Староста вздрогнул и бросил на собеседницу испуганный взгляд:

– Да за что ж…

– За то, что поперек воли Цитадели идете. За то, что с нас берете кровью, жизнью, а сами за то готовы лишь деньгами платить. Не все в нашем мире за серебро и золото покупается, Одиней. Не все. Иной раз и самое дорогое отдавать приходится, чтобы другие жили. А ты об этом позабыл. Я лишь напомнила.

Тут-то и всплыли в памяти почепского старосты давешние слова колдуньи.

– Не губи, – опустился на колени мужчина. – Забирай девку. Вовек препоны чинить не стану. За труд твой заплатим щедро.

– А мне не надо щедро, – равнодушно сказала колдунья. – Мне надо столько, сколько положено.

Староста испуганно заерзал, а Бьерга продолжила:

– Гляди-ка, Одиней, нынче ты не думаешь, что мое бабье дело – детей рожать, щи варить да мужа почитать. Небось рад меня между собой и смертью поставить, а? Никак поменялась правда твоя?

– Правда моя никогда не изменится, – упрямо ответил староста.

– Так и креффы людей в закуп не берут. – Бьерга выбила трубку о камень. – Поди, соотчичи навострили тебя ко мне на поклон идти и девкой своей задобрить? От рода, наверное, дозволили ее отринуть?

Мужчина опустил глаза и кивнул.

Наузница разозлилась:

– Майрико я забираю. Круг замкну, но на тебя налагаю виру. Коли дочь твоя выучится – не получишь послабления. То наказанье мое. И будущей весной чтоб всех девок без разговоров креффам показали. Хоть одну утаите – обережники к вам больше ни ногой. Я все сказала. Чтоб через пол-оборота девка твоя была готова ехать. Да оставшихся детей мне вдоль улицы выстави, погляжу, может, еще кого найду.

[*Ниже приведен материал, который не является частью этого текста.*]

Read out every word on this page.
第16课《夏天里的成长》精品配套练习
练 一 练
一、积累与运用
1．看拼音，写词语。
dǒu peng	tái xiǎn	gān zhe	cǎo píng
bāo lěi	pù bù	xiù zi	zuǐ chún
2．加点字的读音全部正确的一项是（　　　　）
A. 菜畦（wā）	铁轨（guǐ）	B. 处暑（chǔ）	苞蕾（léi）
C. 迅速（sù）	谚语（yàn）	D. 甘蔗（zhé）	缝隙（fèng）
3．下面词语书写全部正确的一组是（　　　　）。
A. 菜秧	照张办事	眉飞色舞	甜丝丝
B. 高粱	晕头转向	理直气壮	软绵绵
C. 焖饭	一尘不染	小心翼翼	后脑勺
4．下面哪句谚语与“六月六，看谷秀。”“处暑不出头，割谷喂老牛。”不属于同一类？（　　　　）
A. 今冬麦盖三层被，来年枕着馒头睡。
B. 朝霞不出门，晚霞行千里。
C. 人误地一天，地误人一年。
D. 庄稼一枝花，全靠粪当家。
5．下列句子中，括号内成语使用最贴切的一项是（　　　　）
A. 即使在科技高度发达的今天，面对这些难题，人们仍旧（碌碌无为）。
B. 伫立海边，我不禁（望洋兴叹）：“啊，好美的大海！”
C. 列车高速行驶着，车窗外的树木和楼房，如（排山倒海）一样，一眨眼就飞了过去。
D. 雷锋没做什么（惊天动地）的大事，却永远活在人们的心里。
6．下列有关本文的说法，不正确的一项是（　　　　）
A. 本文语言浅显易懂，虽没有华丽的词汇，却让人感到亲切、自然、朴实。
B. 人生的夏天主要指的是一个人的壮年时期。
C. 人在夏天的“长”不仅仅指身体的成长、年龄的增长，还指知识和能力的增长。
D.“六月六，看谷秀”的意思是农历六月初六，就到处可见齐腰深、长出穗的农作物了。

…Увы, более Осененных в веси не сыскалось. Поэтому, подновив обережную черту, Бьерга со своей подопечной уехала еще до того, как солнце вошло в зенит. Ехали молча. Девчонка, лица которой колдунья так и не видела до сих пор, сидела на лошади, прямая, словно аршин проглотившая. И от того, как скупо она двигается, как стискивают тонкие руки узду, белея в костяшках, крефф поняла: почепинка из дому уехала с отцовым «подарком». Видать, выдрал дочь напоследок. Отвел душу.

Лишь остановившись на отдых, Бьерга заметила, что глаза у девушки помутнели от боли. Но все-таки она молчала. Не жаловалась. Не плакала. Не просила помощи. Ведь помрет, а не взмолится! Проклятое семя! Обережница не стала нежничать, развернула к себе впавшую в болезненное оцепенение спутницу, уложила животом на войлок, заголила спину и ахнула. Ну, Одиней, пес смердящий, оставил девке памятку о доме родном!

Колдунья обмывала раны, втирала в подрагивающую спину мазь и молила Хранителей об одном – чтоб девка не залихорадила. Увы. Под утро Майрико начала метаться. Отвары и притирки не помогли. Рубцы исходили сукровицей и не торопились заживать. Пришлось отправлять в ближайший город сороку да ждать целителя из сторожевой тройки. На счастье креффа, тот быстро обернулся.

Сколько молодой лекарь вливал в девчонку Силу, отбивая у Встрешника, вспомнить страшно. А когда несчастная, наконец, утихла на своем войлоке, мужчина вздохнул, глядя на почепинку:

– Теперь понятно, отчего их мужики жен под покровы прячут. За такую вся Цитадель передерется, красота-то нездешняя…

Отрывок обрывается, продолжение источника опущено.